Since 2001 APA's Office of Healthcare Systems and Financing (OHSF) has been working with the American Bar Association/Alzheimer's Association Medicare Advocacy Project and the Centers for Medicare and Medicaid Services (CMS) to ensure that state Medicare carriers are properly administering the Alzheimer's exemption. As a result of this joint effort, CMS is circulating a new instruction for Medicare carriers that is hoped to result in the proper application of the exemption.

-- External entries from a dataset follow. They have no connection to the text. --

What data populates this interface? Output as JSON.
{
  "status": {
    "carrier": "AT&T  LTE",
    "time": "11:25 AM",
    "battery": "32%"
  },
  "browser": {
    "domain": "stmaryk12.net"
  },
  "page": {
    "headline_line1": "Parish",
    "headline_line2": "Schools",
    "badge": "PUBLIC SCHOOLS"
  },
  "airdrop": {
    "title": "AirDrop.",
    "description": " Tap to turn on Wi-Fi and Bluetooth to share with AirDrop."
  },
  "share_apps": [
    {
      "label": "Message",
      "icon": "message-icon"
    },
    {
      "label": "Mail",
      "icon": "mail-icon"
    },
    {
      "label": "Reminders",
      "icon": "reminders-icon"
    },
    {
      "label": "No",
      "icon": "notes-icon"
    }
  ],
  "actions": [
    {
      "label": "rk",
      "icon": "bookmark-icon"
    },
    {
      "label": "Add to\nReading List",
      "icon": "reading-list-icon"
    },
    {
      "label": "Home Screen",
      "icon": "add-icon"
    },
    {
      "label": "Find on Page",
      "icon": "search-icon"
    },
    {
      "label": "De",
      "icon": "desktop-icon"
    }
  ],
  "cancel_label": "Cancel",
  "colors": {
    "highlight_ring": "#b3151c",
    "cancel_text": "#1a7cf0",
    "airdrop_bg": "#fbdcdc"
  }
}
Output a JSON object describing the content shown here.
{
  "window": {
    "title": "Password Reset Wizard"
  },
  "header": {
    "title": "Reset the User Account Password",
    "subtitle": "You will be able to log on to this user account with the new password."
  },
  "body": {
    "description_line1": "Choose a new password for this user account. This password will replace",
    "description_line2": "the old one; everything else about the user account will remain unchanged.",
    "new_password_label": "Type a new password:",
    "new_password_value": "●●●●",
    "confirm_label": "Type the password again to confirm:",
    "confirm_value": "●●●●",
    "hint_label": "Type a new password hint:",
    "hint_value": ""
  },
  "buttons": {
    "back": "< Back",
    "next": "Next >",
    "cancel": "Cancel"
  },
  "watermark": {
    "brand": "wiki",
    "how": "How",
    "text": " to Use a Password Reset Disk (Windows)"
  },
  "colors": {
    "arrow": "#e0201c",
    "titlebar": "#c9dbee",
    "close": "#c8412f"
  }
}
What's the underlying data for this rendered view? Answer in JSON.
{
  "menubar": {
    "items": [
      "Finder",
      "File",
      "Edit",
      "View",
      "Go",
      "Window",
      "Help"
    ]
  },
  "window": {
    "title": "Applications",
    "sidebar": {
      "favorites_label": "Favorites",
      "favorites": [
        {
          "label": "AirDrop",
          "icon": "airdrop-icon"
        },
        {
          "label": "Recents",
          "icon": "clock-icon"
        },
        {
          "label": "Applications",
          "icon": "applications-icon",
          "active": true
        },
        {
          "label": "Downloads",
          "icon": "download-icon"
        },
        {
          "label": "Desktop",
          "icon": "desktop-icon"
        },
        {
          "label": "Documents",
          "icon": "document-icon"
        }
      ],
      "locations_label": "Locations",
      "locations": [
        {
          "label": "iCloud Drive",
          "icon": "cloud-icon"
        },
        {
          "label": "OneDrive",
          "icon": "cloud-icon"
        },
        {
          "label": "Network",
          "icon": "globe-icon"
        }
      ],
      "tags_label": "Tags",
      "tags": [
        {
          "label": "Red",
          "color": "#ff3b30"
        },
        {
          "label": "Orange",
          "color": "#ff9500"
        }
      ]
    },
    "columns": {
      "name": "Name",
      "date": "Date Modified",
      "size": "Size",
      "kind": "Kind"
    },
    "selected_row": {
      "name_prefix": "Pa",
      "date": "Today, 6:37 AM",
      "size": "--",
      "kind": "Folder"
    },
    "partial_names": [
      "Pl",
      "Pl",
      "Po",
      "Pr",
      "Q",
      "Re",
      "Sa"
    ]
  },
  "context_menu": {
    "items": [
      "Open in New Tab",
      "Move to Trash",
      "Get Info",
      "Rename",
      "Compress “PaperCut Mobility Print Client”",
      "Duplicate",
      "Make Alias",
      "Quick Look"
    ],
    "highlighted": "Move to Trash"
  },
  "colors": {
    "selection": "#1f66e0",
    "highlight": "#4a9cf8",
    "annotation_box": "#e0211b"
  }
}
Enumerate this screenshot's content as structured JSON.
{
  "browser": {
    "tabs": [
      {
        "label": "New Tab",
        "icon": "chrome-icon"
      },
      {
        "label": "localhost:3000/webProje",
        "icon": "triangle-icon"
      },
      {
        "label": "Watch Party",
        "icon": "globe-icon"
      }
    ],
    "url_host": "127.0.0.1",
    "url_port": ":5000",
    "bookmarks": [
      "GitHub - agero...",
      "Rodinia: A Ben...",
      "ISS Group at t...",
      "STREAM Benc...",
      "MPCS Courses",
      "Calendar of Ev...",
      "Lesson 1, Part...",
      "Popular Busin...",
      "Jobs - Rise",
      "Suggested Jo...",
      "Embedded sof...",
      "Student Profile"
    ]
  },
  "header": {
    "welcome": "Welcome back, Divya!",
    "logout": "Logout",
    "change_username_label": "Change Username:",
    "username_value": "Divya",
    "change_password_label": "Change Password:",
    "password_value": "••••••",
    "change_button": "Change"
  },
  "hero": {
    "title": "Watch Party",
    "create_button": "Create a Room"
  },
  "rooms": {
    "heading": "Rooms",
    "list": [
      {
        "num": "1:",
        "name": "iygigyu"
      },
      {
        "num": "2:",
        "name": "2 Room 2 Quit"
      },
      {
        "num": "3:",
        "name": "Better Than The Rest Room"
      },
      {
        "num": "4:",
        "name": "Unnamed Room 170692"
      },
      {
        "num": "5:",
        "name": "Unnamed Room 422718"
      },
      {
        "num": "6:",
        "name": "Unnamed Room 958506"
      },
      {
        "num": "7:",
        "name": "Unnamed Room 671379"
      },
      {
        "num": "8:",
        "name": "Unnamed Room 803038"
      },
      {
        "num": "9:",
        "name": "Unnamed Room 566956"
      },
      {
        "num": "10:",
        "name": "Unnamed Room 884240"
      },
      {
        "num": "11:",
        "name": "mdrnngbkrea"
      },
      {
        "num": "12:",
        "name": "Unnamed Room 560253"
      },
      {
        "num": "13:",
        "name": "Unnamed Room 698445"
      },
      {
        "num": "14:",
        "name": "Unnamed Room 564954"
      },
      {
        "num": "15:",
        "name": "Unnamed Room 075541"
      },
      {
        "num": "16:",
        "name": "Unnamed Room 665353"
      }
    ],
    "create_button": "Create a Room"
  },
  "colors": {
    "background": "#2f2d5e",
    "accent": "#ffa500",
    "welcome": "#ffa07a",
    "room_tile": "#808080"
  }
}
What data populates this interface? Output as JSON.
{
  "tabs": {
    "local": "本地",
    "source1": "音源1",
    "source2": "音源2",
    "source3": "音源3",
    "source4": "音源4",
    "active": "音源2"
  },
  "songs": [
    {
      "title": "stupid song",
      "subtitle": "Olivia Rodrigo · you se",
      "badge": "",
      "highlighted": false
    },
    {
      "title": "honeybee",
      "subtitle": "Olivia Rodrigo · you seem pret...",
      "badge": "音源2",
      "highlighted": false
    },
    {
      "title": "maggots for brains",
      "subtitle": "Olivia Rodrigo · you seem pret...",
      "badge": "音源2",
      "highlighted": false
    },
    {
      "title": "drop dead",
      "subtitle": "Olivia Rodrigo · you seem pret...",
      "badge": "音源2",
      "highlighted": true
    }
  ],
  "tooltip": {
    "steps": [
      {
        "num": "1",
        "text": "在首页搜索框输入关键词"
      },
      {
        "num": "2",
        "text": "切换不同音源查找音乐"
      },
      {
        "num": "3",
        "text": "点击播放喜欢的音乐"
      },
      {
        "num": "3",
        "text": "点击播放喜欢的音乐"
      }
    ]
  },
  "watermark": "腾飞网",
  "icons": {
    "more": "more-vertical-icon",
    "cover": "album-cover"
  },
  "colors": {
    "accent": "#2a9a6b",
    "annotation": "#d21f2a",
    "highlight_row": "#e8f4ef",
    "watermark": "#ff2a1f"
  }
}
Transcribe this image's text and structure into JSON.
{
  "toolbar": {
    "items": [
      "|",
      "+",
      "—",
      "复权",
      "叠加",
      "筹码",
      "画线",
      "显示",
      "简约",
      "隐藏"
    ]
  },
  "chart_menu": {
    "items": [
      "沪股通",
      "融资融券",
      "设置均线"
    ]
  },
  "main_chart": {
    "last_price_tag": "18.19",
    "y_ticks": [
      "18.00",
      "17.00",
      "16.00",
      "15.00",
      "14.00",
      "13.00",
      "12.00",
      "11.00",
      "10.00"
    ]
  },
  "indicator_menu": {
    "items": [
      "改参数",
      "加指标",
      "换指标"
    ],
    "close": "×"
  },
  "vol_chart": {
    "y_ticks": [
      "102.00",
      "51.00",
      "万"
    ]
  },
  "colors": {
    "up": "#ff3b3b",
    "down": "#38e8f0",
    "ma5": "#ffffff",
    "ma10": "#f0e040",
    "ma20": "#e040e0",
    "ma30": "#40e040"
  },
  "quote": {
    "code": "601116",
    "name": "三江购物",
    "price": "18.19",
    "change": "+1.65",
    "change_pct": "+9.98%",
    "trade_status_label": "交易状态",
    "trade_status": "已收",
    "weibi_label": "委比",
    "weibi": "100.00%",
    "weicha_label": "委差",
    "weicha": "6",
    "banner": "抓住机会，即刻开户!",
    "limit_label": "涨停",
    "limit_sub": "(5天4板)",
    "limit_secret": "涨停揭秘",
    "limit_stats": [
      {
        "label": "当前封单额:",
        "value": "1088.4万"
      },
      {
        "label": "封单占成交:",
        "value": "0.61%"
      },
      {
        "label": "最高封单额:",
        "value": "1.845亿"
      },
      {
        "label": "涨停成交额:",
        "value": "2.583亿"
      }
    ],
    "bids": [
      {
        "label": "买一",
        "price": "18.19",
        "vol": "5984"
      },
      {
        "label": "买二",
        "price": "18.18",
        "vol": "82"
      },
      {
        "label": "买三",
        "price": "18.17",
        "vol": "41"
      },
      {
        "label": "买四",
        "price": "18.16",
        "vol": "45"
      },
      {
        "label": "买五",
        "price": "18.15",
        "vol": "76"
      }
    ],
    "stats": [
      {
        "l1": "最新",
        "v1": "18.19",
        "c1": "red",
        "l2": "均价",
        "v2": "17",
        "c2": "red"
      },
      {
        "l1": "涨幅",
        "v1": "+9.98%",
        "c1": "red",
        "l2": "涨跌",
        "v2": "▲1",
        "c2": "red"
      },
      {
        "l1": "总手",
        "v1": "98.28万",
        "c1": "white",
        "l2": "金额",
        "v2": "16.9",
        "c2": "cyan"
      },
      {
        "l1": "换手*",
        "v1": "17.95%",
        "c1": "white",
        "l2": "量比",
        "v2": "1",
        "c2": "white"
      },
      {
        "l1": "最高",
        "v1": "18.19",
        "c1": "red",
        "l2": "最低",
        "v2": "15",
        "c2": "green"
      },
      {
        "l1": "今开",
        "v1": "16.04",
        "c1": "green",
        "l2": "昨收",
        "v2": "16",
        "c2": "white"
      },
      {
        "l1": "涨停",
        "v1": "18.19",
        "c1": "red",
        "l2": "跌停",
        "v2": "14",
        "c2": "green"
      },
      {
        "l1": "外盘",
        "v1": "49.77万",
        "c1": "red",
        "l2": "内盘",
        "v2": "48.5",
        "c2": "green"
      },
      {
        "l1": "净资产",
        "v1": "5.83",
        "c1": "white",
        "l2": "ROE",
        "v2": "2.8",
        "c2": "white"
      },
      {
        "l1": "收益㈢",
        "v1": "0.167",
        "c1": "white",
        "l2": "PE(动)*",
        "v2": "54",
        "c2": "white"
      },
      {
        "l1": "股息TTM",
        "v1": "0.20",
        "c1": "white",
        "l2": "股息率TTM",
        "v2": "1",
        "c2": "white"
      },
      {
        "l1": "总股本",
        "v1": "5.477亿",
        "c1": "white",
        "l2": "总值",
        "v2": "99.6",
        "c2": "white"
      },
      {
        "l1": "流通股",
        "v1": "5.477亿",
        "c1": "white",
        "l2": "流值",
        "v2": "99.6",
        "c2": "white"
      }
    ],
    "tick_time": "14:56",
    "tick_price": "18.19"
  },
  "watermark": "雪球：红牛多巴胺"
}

A survey that OHSF conducted last year of state Medicare carrier medical directors found that only 10 states were correctly administering the exemption. It is vital that the Alzheimer's exemption be enforced so that these severely disabled, dually eligible patients will continue to receive the medically necessary care they require. Most physicians cannot afford to provide care at a cost that is only half of what they are entitled to receive.

OHSF Surveys State Medicaid Directors

OHSF is now surveying state Medicaid directors to track what each state is paying for psychiatric services for its dual-eligible beneficiaries. This survey was initiated when staff learned from the North Carolina Psychiatric Association's executive director, Robin Huffman, that psychiatrists in North Carolina receive a higher fee for providing a service to a patient who has only Medicaid coverage than for providing the same service to a patient who has Medicare coverage as well. This situation, which is clearly counter to Medicaid regulations, seems to have resulted from a miscalculation of the Medicare copay for outpatient psychiatric services.

OHSF Director Irvin “Sam” Muszynski, J.D., has written to the North Carolina Medicaid director explaining the law and how the copay should be calculated.

Said Muszynski, “There was a situation similar to this a few years ago with TriCare, the payer for military families' health insurance. As soon as we directed them to the regulations with the correct information, TriCare made the necessary corrections.” PP&MC will keep you posted.